A short scenic drive or 45-minute scenic walk south from the Church of Saint Nektarios in Aegina brings you to Panagia Chrysoleontissa (Golden Lioness), a monastery set deep in a wild, forested valley in the center of the island. The monks chose this sheltered spot to house the icon of Panagia Chrysoleontissa in about 1600, when their old home at the Monastery of Saint Leontios on the north coast was attacked by pirates. It was built on the foundations of another monastery built by Emperor Heraclius in 1403. It took fourteen years to build and was proclaimed by Ecumenical Patriarch Timothy to be a Stavropegic and Patriarchal Monastery in 1614. In 1808 it was rebuilt after a fire by Parthenios the Monk.
The courtyard is fragrant with roses and shaded with cypresses, tended by a community of nuns who took over from the monks in 1935. They show visitors around during daylight hours (except for 2pm to 4pm).
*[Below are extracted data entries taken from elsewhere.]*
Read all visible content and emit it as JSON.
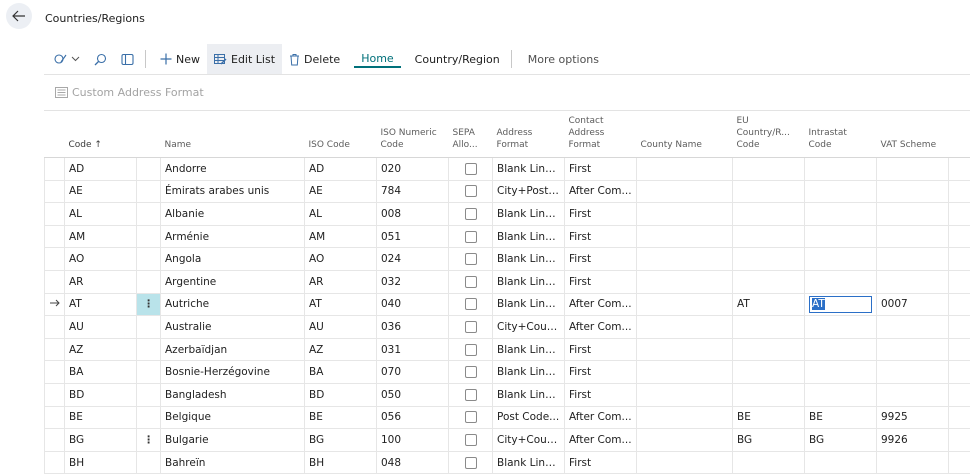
{
  "page": {
    "title": "Countries/Regions"
  },
  "toolbar": {
    "new_label": "New",
    "edit_list_label": "Edit List",
    "delete_label": "Delete",
    "home_label": "Home",
    "country_region_label": "Country/Region",
    "more_options_label": "More options"
  },
  "sub_actions": {
    "custom_address_format_label": "Custom Address Format"
  },
  "table": {
    "headers": {
      "code": "Code ↑",
      "name": "Name",
      "iso_code": "ISO Code",
      "iso_numeric_1": "ISO Numeric",
      "iso_numeric_2": "Code",
      "sepa_1": "SEPA",
      "sepa_2": "Allo...",
      "address_format_1": "Address",
      "address_format_2": "Format",
      "contact_1": "Contact",
      "contact_2": "Address",
      "contact_3": "Format",
      "county_name": "County Name",
      "eu_1": "EU",
      "eu_2": "Country/R...",
      "eu_3": "Code",
      "intrastat_1": "Intrastat",
      "intrastat_2": "Code",
      "vat_scheme": "VAT Scheme"
    },
    "rows": [
      {
        "code": "AD",
        "name": "Andorre",
        "iso": "AD",
        "num": "020",
        "addr": "Blank Line...",
        "contact": "First",
        "county": "",
        "eu": "",
        "intrastat": "",
        "vat": ""
      },
      {
        "code": "AE",
        "name": "Émirats arabes unis",
        "iso": "AE",
        "num": "784",
        "addr": "City+Post ...",
        "contact": "After Com...",
        "county": "",
        "eu": "",
        "intrastat": "",
        "vat": ""
      },
      {
        "code": "AL",
        "name": "Albanie",
        "iso": "AL",
        "num": "008",
        "addr": "Blank Line...",
        "contact": "First",
        "county": "",
        "eu": "",
        "intrastat": "",
        "vat": ""
      },
      {
        "code": "AM",
        "name": "Arménie",
        "iso": "AM",
        "num": "051",
        "addr": "Blank Line...",
        "contact": "First",
        "county": "",
        "eu": "",
        "intrastat": "",
        "vat": ""
      },
      {
        "code": "AO",
        "name": "Angola",
        "iso": "AO",
        "num": "024",
        "addr": "Blank Line...",
        "contact": "First",
        "county": "",
        "eu": "",
        "intrastat": "",
        "vat": ""
      },
      {
        "code": "AR",
        "name": "Argentine",
        "iso": "AR",
        "num": "032",
        "addr": "Blank Line...",
        "contact": "First",
        "county": "",
        "eu": "",
        "intrastat": "",
        "vat": ""
      },
      {
        "code": "AT",
        "name": "Autriche",
        "iso": "AT",
        "num": "040",
        "addr": "Blank Line...",
        "contact": "After Com...",
        "county": "",
        "eu": "AT",
        "intrastat": "AT",
        "vat": "0007"
      },
      {
        "code": "AU",
        "name": "Australie",
        "iso": "AU",
        "num": "036",
        "addr": "City+Coun...",
        "contact": "After Com...",
        "county": "",
        "eu": "",
        "intrastat": "",
        "vat": ""
      },
      {
        "code": "AZ",
        "name": "Azerbaïdjan",
        "iso": "AZ",
        "num": "031",
        "addr": "Blank Line...",
        "contact": "First",
        "county": "",
        "eu": "",
        "intrastat": "",
        "vat": ""
      },
      {
        "code": "BA",
        "name": "Bosnie-Herzégovine",
        "iso": "BA",
        "num": "070",
        "addr": "Blank Line...",
        "contact": "First",
        "county": "",
        "eu": "",
        "intrastat": "",
        "vat": ""
      },
      {
        "code": "BD",
        "name": "Bangladesh",
        "iso": "BD",
        "num": "050",
        "addr": "Blank Line...",
        "contact": "First",
        "county": "",
        "eu": "",
        "intrastat": "",
        "vat": ""
      },
      {
        "code": "BE",
        "name": "Belgique",
        "iso": "BE",
        "num": "056",
        "addr": "Post Code...",
        "contact": "After Com...",
        "county": "",
        "eu": "BE",
        "intrastat": "BE",
        "vat": "9925"
      },
      {
        "code": "BG",
        "name": "Bulgarie",
        "iso": "BG",
        "num": "100",
        "addr": "City+Coun...",
        "contact": "After Com...",
        "county": "",
        "eu": "BG",
        "intrastat": "BG",
        "vat": "9926"
      },
      {
        "code": "BH",
        "name": "Bahreïn",
        "iso": "BH",
        "num": "048",
        "addr": "Blank Line...",
        "contact": "First",
        "county": "",
        "eu": "",
        "intrastat": "",
        "vat": ""
      }
    ]
  }
}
The church, rebuilt after a fire in 1808, has a carved iconostasis dated 1670. Peacocks and geese are kept in the grounds, and a great peace prevails. This peace is transformed to a great celebration on August 15th for the feast of the Dormition of the Theotokos, which is the greatest annual celebration of the island of Aegina.
Within the Monastery one can see the "Handprint of the Panagia". According to one tradition, when the monks were bringing the icon of Panagia Chrysoleontissa from their old monastery to establish a new one, they stopped on the road to rest. At the spot where they placed the icon, it left an imprint which can still be seen today. Another tradition says that the Panagia herself climbed the mountain, and at the spot she decided to rest the imprint remained. An oil lamp burns at this spot day and night.
Also preserved is the spot at which St. Nektarios prayed when visiting this monastery.